To refresh your memory...
 
>     Currently HTML documents are transmitted without the normal SGML framing
>     tags, but if these are included parsers will ignore them.
>
>I don't know what "the normal SGML framing tags" are. An SGML document
>has three parts: the SGML declaration, the prologue, and the instance.
>It is common in SGML applications to use an implied SGML declaration
>and include the prologue by reference (kinda like an #include
>directive in C.) but without these "framing tags," it's just not an
>SGML document.
 
The SGML standard is big on the distinction between Entities and
everything else; that is, the physical breakup of an SGML document
into storage units such as files, directories, MIME body parts,
collectively "entities" is pretty much arbitrary (you can't break
<TITLE> between <TI and TLE>,, but other than that,
it's pretty much fair game.)
 
So it appears that it's not necessary or even wise to model the HTML
data format as an SGML document entity, but rather an SGML text
entity.  That is, the way to validate/parse an HTML document is not to
sick the parser on the text/html body part itself, but on a document
consisting of two entities: the HTML DTD entity, and the text/html
body part.
 
If we were talking about a text/c-program content type, what I
was suggesting would be like putting the line:
 
#include <stdlib.h>
 
at the top of every text/c-program body part. What I'm suggesting
now is like assuming every text/c-program gets stdlib.h prepended
before compiling.
 
This makes an assumption that text/html data has this HTML DTD
entity in front of it all the time, but that assumption has always
been there.
 
Besides, forcing text/html parser to grok SGML document entities
creates some sticky issues -- we'd have to limit the prologue
to the simple <!DOCTYPE HTML SYSTEM>, and that's not really legal.

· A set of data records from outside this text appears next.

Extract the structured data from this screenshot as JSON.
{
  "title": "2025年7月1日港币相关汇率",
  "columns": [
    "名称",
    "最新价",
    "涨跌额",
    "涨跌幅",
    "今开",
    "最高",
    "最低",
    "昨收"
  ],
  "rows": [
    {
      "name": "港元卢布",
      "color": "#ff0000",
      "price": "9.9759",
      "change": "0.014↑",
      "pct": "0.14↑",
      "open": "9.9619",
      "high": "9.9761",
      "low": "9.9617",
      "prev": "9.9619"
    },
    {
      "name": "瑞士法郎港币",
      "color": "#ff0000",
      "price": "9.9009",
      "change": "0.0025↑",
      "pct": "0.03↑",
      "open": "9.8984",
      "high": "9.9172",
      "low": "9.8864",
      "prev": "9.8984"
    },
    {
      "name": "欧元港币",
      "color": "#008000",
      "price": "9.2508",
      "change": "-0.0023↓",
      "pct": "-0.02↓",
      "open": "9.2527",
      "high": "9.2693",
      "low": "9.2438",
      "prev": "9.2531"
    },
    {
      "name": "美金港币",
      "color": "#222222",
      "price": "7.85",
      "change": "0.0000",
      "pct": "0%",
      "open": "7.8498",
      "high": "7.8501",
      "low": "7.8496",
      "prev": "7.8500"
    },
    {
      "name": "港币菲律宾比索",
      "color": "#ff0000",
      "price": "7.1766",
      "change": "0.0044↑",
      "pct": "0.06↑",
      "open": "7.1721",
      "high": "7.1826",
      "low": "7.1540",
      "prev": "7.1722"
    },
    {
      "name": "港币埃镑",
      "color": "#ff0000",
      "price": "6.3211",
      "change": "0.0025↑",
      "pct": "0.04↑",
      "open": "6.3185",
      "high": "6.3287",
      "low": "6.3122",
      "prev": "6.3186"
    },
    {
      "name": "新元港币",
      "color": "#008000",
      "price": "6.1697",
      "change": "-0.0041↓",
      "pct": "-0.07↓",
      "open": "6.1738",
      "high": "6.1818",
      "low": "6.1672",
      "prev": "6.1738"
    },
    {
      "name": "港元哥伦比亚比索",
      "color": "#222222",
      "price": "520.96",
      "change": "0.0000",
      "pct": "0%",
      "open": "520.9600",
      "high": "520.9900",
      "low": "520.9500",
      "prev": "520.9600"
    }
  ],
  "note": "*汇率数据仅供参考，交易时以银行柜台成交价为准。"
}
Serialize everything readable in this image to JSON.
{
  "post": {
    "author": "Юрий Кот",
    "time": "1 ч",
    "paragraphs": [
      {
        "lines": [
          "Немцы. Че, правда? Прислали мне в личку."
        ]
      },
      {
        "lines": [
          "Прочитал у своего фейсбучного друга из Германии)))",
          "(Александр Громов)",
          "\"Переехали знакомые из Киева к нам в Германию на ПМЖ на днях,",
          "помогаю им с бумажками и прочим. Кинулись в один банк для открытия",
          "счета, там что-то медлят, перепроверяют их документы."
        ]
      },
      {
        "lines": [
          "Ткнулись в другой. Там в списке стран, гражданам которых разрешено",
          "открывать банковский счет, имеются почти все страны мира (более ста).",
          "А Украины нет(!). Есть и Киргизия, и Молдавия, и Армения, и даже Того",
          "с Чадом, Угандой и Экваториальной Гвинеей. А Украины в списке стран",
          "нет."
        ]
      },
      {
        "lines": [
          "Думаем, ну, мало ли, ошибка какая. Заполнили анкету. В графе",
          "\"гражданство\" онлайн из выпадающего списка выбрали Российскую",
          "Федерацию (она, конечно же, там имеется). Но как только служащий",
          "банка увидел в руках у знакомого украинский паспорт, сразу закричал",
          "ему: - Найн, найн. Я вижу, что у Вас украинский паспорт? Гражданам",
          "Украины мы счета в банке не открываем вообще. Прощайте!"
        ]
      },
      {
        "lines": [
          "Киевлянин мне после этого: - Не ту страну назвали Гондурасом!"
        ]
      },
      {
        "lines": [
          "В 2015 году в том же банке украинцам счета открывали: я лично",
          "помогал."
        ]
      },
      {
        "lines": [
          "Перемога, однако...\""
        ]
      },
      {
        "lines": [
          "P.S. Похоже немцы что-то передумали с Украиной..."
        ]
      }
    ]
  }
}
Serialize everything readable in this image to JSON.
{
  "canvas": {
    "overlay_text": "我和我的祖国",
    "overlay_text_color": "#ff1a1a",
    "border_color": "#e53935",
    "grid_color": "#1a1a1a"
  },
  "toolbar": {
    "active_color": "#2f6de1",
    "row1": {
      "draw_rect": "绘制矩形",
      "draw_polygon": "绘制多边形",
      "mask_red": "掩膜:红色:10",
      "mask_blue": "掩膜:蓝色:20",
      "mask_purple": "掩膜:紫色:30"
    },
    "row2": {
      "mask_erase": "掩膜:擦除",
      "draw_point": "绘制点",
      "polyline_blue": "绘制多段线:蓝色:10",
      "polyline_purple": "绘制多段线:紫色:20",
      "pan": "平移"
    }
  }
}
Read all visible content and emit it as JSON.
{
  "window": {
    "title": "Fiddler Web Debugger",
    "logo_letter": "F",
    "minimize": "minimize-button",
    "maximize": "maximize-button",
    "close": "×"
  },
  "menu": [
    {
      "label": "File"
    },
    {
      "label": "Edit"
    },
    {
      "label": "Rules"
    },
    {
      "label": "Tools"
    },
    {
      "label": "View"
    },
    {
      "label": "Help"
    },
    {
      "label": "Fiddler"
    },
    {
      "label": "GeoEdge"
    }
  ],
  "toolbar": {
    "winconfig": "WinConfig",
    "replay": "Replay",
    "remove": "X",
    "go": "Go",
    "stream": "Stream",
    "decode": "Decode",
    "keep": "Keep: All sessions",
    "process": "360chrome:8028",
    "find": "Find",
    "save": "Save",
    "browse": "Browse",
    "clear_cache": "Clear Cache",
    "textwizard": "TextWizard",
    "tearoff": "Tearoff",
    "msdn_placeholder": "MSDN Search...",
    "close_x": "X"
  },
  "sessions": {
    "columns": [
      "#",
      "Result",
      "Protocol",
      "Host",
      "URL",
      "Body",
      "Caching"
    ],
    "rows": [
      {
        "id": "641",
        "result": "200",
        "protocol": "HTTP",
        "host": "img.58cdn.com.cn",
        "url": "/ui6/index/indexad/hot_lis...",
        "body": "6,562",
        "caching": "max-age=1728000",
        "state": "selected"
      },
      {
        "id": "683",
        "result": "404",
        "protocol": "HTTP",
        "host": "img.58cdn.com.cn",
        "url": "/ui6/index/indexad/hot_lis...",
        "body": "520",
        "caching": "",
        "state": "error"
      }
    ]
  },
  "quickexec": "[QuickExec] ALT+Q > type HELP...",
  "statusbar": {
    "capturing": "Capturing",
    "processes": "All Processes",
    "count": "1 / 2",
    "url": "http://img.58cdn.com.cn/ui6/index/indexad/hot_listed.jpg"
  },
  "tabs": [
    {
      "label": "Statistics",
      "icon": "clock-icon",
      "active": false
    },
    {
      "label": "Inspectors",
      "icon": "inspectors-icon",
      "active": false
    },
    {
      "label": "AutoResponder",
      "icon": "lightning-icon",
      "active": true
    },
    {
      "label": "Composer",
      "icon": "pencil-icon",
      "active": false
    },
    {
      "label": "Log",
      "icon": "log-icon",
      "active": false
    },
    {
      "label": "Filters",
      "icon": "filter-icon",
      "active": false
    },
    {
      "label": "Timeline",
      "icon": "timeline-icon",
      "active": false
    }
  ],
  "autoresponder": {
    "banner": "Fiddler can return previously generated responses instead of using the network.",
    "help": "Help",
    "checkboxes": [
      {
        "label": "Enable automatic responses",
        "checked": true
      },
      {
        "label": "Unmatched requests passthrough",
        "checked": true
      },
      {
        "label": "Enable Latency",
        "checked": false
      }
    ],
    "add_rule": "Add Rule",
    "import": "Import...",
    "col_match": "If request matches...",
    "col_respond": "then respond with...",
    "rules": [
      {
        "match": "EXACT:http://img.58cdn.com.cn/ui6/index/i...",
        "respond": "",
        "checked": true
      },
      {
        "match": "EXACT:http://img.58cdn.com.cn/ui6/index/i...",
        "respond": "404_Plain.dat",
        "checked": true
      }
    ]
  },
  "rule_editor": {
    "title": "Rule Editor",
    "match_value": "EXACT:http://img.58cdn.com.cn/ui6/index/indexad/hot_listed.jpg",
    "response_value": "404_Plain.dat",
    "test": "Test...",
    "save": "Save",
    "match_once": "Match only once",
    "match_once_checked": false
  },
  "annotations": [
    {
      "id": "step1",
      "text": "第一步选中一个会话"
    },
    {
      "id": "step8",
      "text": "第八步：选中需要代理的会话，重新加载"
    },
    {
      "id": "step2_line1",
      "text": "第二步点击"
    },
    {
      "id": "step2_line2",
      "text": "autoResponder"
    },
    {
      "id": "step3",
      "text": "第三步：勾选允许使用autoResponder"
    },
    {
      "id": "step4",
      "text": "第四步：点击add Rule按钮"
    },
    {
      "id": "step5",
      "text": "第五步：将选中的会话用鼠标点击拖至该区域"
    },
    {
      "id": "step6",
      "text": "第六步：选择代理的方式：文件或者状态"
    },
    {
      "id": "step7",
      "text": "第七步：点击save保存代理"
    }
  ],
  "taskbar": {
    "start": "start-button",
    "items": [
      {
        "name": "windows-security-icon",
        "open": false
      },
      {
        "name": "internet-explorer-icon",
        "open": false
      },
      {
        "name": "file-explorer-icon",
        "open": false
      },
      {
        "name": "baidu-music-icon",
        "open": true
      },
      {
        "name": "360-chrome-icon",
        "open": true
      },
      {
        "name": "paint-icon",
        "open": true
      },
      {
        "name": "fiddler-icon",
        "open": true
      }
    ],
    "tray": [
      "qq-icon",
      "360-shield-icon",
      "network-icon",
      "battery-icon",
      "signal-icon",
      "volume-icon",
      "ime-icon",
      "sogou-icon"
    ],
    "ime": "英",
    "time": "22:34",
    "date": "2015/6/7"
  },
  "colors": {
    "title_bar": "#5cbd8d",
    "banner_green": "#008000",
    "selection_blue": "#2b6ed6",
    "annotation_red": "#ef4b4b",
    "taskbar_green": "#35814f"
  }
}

You're supposed to be able to do things like:
 
<!DOCTYPE HTML SYSTEM [
<!ENTITY smiley ":-)"> <!-- add my own "macro" -->
]>
<HTML><TITLE>The history of the smiley: &smiley;</TITLE>
...
 
If we adopt this change of perspective, we should make it clear
in the HTML specification that for the purposes of SGML, a text/html
body part is not an SGML document entity, but an SGML text
entity. The html.dtd entity and the text/html body part text entity
comprise an SGML document. I need to update html.dtd, fix-html.pl,
and the www_and_frame materials to reflect this change of
perspective.
 
By the way: this change makes it more staightforward to use an
SGML declaration other than the default, e.g. to increase NAMELEN
to allow tags larger than 8 characters. Should we do that while
we're at it?
 
Dan
 
p.s. Check out the MidasWWW browser. It's long overdue in the WWW
project, but it's worth the wait!